Artikel 8. Citeerartikel

Deze beleidsregels kunnen worden aangehaald als ‘Beleidsregels verlaging uitkering 2019’.

Ondertekening

Het college van burgemeester en wethouders van ’s-Hertogenbosch,

De secretaris,

Mr.drs. I.A.M. Woestenberg

De burgemeester,

Drs. J.M.L.N. Mikkers

Toelichting Beleidsregels verlaging uitkering

ALGEMENE TOELICHTING

Met de komst van de Participatiewet in 2015 is het toeslagensysteem binnen de bijstand komen te vervallen. Alleen artikel 27 van de Participatiewet (verlaging wegens lagere woonkosten) en artikel 28 van de Participatiewet (schoolverlaters) blijven bestaan.

Met betrekking tot deze twee artikelen kan het college beleid formuleren. Hierbij is getracht om de aangepaste beleidsregels zo veel mogelijk aan te laten sluiten bij de huidige maatschappelijke veranderingen. Zo heeft de invoering van de Participatiewet niet alleen gevolgen gehad voor de bovengenoemde toeslagen. In deze wet zijn ook twee andere, oude wetten opgegaan: de Wet werk en arbeidsondersteuning jonggehandicapten (Wajong) en Wet sociale werkvoorziening (Wsw). De ‘bundeling’ van deze wetten heeft tot gevolg gehad dat er sinds deze tijd een verschuiving van de bijstandsdoelgroep merkbaar is binnen onze gemeente. Zo is er een groeiende groep van mensen die niet alleen financiële ondersteuning nodig hebben, maar ook op het gebied van wonen vastlopen. De nieuwe woonvormen die als reactie hierop ontstaan, blijken veelal niet goed te passen in het huidige beleid. Nu de praktijksituaties en de bestaande beleidsregels onvoldoende in overeenstemming zijn met elkaar, is het nodig om de beleidsregels aan te passen.

Ditzelfde geldt voor de verlaging voor schoolverlaters. Door invoering van de Participatiewet en veranderingen binnen het leenstelsel voor studenten van de Dienst Uitvoering Onderwijs, is ook hier de praktijkervaring dat de huidige beleidsregels niet langer voldoen.

In deze beleidsregels zijn bovengenoemde verlagingen verder uitgewerkt. Daarbij is zoveel mogelijk aangesloten bij de visie van de gemeente ’s-Hertogenbosch op armoede, zoals het Aanvalsplan Den Bosch Schuldenvrij 2018 – 2020. Daarnaast willen we het beleid met betrekking tot het toepassen van verlagingen op de uitkering wijzigen, in verband met nieuwe ontwikkelingen binnen het Sociaal Domein. De wijziging sluit aan bij de door de gemeenteraad vastgestelde Regiovisie beschermd wonen, maatschappelijke en verslaafdenopvang regio Meierij en Bommelerwaard.

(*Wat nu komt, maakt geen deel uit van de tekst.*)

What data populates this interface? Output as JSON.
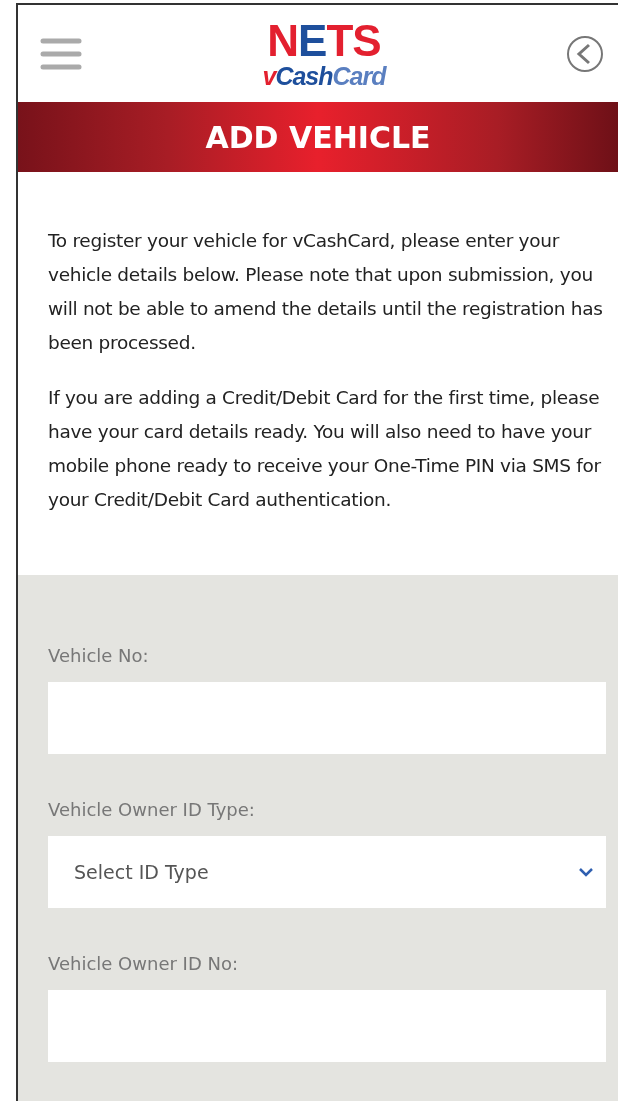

Inwoners die gehuisvest zijn in nieuwe beschermde woonvormen in het kader van de Wmo hebben in de huidige situatie een financieel nadeel. Deze bewoners ontvangen binnen het bestaande beleid te weinig zak- en kleedgeld om zelfredzaam te kunnen worden. Dit financiële nadeel willen we wegnemen. We kiezen er niet voor de volledige bijstandsnorm verstrekken. Bewoners van bijzondere nieuwe woonvormen hebben immers vaak wel degelijk lagere woonkosten dan personen die op reguliere wijze zelfstandig wonen. Daarom kiezen we, onder bepaalde voorwaarden, voor het verstrekken van de toepasselijke bijstandsnorm voor een alleenstaande met een verlaging voor deze bewoners.

ARTIKELSGEWIJZE TOELICHTING

Artikel 1. Begripsbepalingen

Lid 1

Er is voor gekozen om begrippen die al zijn omschreven in de Awb en de wet niet afzonderlijk te definiëren in de beleidsregels. Dit voorkomt dat in geval van wijziging van betreffende definities in de wet ook de beleidsregels moeten worden gewijzigd.

Lid 1 onderdeel c: woning

Het begrip ‘woning’ is in artikel 1 van deze beleidsregels gedefinieerd omdat de tekst van de wet nergens een omschrijving geeft van dit begrip. Wel vermeldt artikel 3 lid 6 van de wet dat in deze wet en de daarop berustende bepalingen onder een woning mede een woonwagen of een woonschip verstaan moet worden.

Voorts volgt uit de tot-standkomingsgeschiedenis van de wet dat voor de invulling van het begrip woning kan worden aangesloten bij de Wet op de huurtoeslag. Voor het begrip "woning" is gekozen, omdat dit aansluit bij de (destijds vigerende) Wet individuele huursubsidie en voor gemeenten ook in het kader van de uitvoering van de Algemene bijstandswet een duidelijk en hanteerbaar begrip is.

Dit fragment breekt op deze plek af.